Con el tiempo uno descubre que la Navidad ya no es esa fiesta brillante que recordábamos. Crecer significa entender que la vida cambia, que la familia se fragmenta y que el hogar nunca vuelve a ser exactamente el mismo. Lo que antes era ruido, calor y alegría, ahora es un eco lejano que a veces duele más de lo que uno admite.
Cuando somos niños creemos que todos estarán siempre ahí: los abuelos contando historias una y otra vez, los tíos riendo fuerte, los primos corriendo por la casa sin preocupaciones. Pero los años pasan, la vida avanza… y de pronto hay ausencias que pesan como piedras. Hay personas que ya no volverán a sentarse en la mesa, risas que se apagaron para siempre, abrazos que quedaron congelados en la memoria.

Y lo más duro es que la Navidad nos los recuerda. Cada diciembre trae consigo una mezcla de nostalgia y vacío: el silencio donde antes había voces, la foto donde alguien falta, el plato que ya no se sirve porque esa persona era la única que lo preparaba. La muerte es una maestra cruel; nos enseña que nada es eterno, que todo puede cambiar en un instante, que quienes eran nuestro mundo pueden desaparecer sin avisar.
Y cuando no es la partida definitiva, es la distancia. La familia se dispersa: unos se van a otros países, otros a ciudades desconocidas, y lo que antes era una tradición ahora se sostiene apenas con una videollamada y un “ojalá estuvieras aquí”. Uno sonríe para disimular, pero por dentro se quiebra un poco. Porque la Navidad sin tu gente se siente como una casa sin luz.

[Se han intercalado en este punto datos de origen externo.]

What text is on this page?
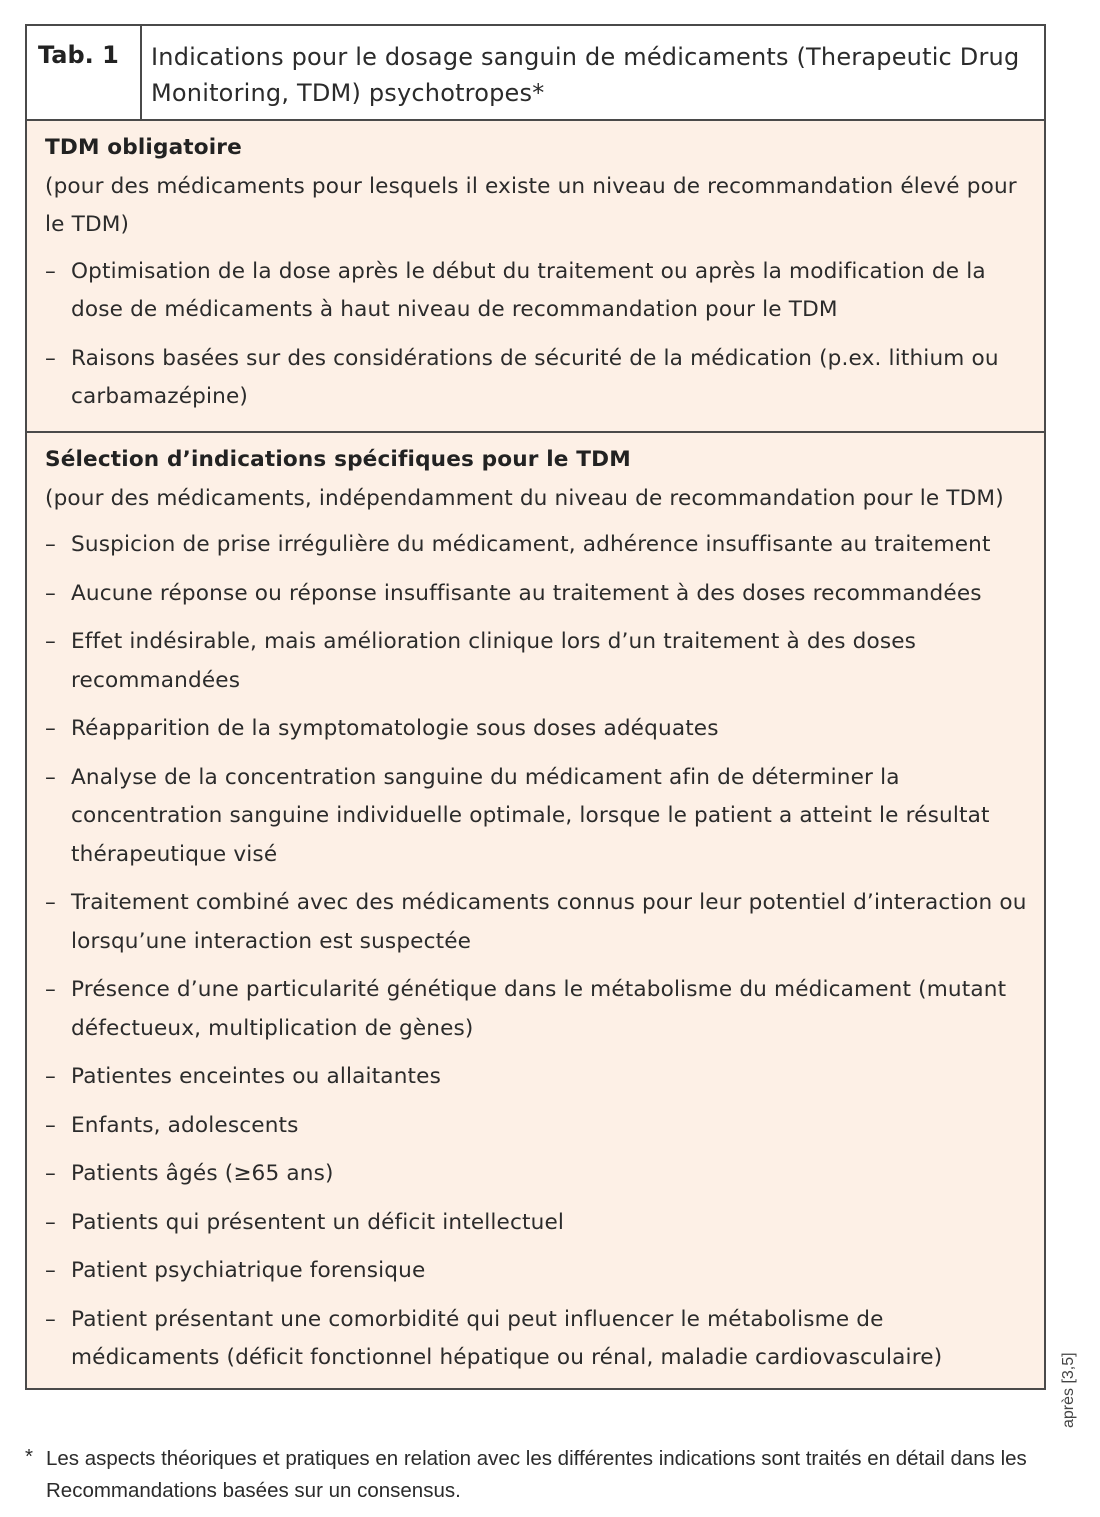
Tab. 1	Indications pour le dosage sanguin de médicaments (Therapeutic Drug Monitoring, TDM) psychotropes*
TDM obligatoire
(pour des médicaments pour lesquels il existe un niveau de recommandation élevé pour le TDM)
– Optimisation de la dose après le début du traitement ou après la modification de la dose de médicaments à haut niveau de recommandation pour le TDM
– Raisons basées sur des considérations de sécurité de la médication (p.ex. lithium ou carbamazépine)
Sélection d’indications spécifiques pour le TDM
(pour des médicaments, indépendamment du niveau de recommandation pour le TDM)
– Suspicion de prise irrégulière du médicament, adhérence insuffisante au traitement
– Aucune réponse ou réponse insuffisante au traitement à des doses recommandées
– Effet indésirable, mais amélioration clinique lors d’un traitement à des doses recommandées
– Réapparition de la symptomatologie sous doses adéquates
– Analyse de la concentration sanguine du médicament afin de déterminer la concentration sanguine individuelle optimale, lorsque le patient a atteint le résultat thérapeutique visé
– Traitement combiné avec des médicaments connus pour leur potentiel d’interaction ou lorsqu’une interaction est suspectée
– Présence d’une particularité génétique dans le métabolisme du médicament (mutant défectueux, multiplication de gènes)
– Patientes enceintes ou allaitantes
– Enfants, adolescents
– Patients âgés (≥65 ans)
– Patients qui présentent un déficit intellectuel
– Patient psychiatrique forensique
– Patient présentant une comorbidité qui peut influencer le métabolisme de médicaments (déficit fonctionnel hépatique ou rénal, maladie cardiovasculaire)	après [3,5]
* Les aspects théoriques et pratiques en relation avec les différentes indications sont traités en détail dans les Recommandations basées sur un consensus.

Los que emigran también duelen: duelen los abrazos postergados, las sillas vacías que no es muerte la que llena, sino la necesidad. Duele saber que no es que no quieran estar, es que la vida los obligó a irse. Y en esas navidades uno mira alrededor y siente que la familia se volvió un rompecabezas con piezas regadas por el mundo.
Las casas se vuelven más silenciosas, la mesa más pequeña, los recuerdos más grandes. Uno prende las luces del árbol con una mezcla extraña de tristeza y esperanza, como si ese brillo pudiera traer de vuelta aunque sea un instante de lo que ya no está. Pero la verdad es otra: la Navidad ya no duele por lo que falta… duele por lo que extrañamos.

Y en medio de todo eso, uno aprende a sobrevivir a diciembre. Se vive con la melancolía pegada al pecho, con las fotos que uno mira en silencio, con las lágrimas que se esconden cuando nadie te ve. Porque querer celebrar sin quienes te enseñaron a hacerlo es una de las pruebas más duras de la vida.
La Navidad después de crecer es una mezcla de amor, pérdida y memoria. Es el reconocimiento de que todo cambió para siempre. Es entender que quienes amamos se llevaron un pedazo de nuestra Navidad con ellos. Es saber que la familia, aunque siga existiendo, ya no es la misma.
Pero también es un acto de resistencia. Porque a pesar del dolor, uno sigue armando el árbol, sigue poniendo la mesa, sigue encendiendo velas. Lo hacemos no por la fiesta, sino por ellos. Por los que se fueron lejos, por los que ya no volverán, por los que un día llenaron nuestra vida de luz.
Porque en el fondo, la Navidad quedó hecha de eso: de ausencias que duelen, de recuerdos que arden, y de ese amor que permanece incluso cuando ya no tenemos a quien abrazar.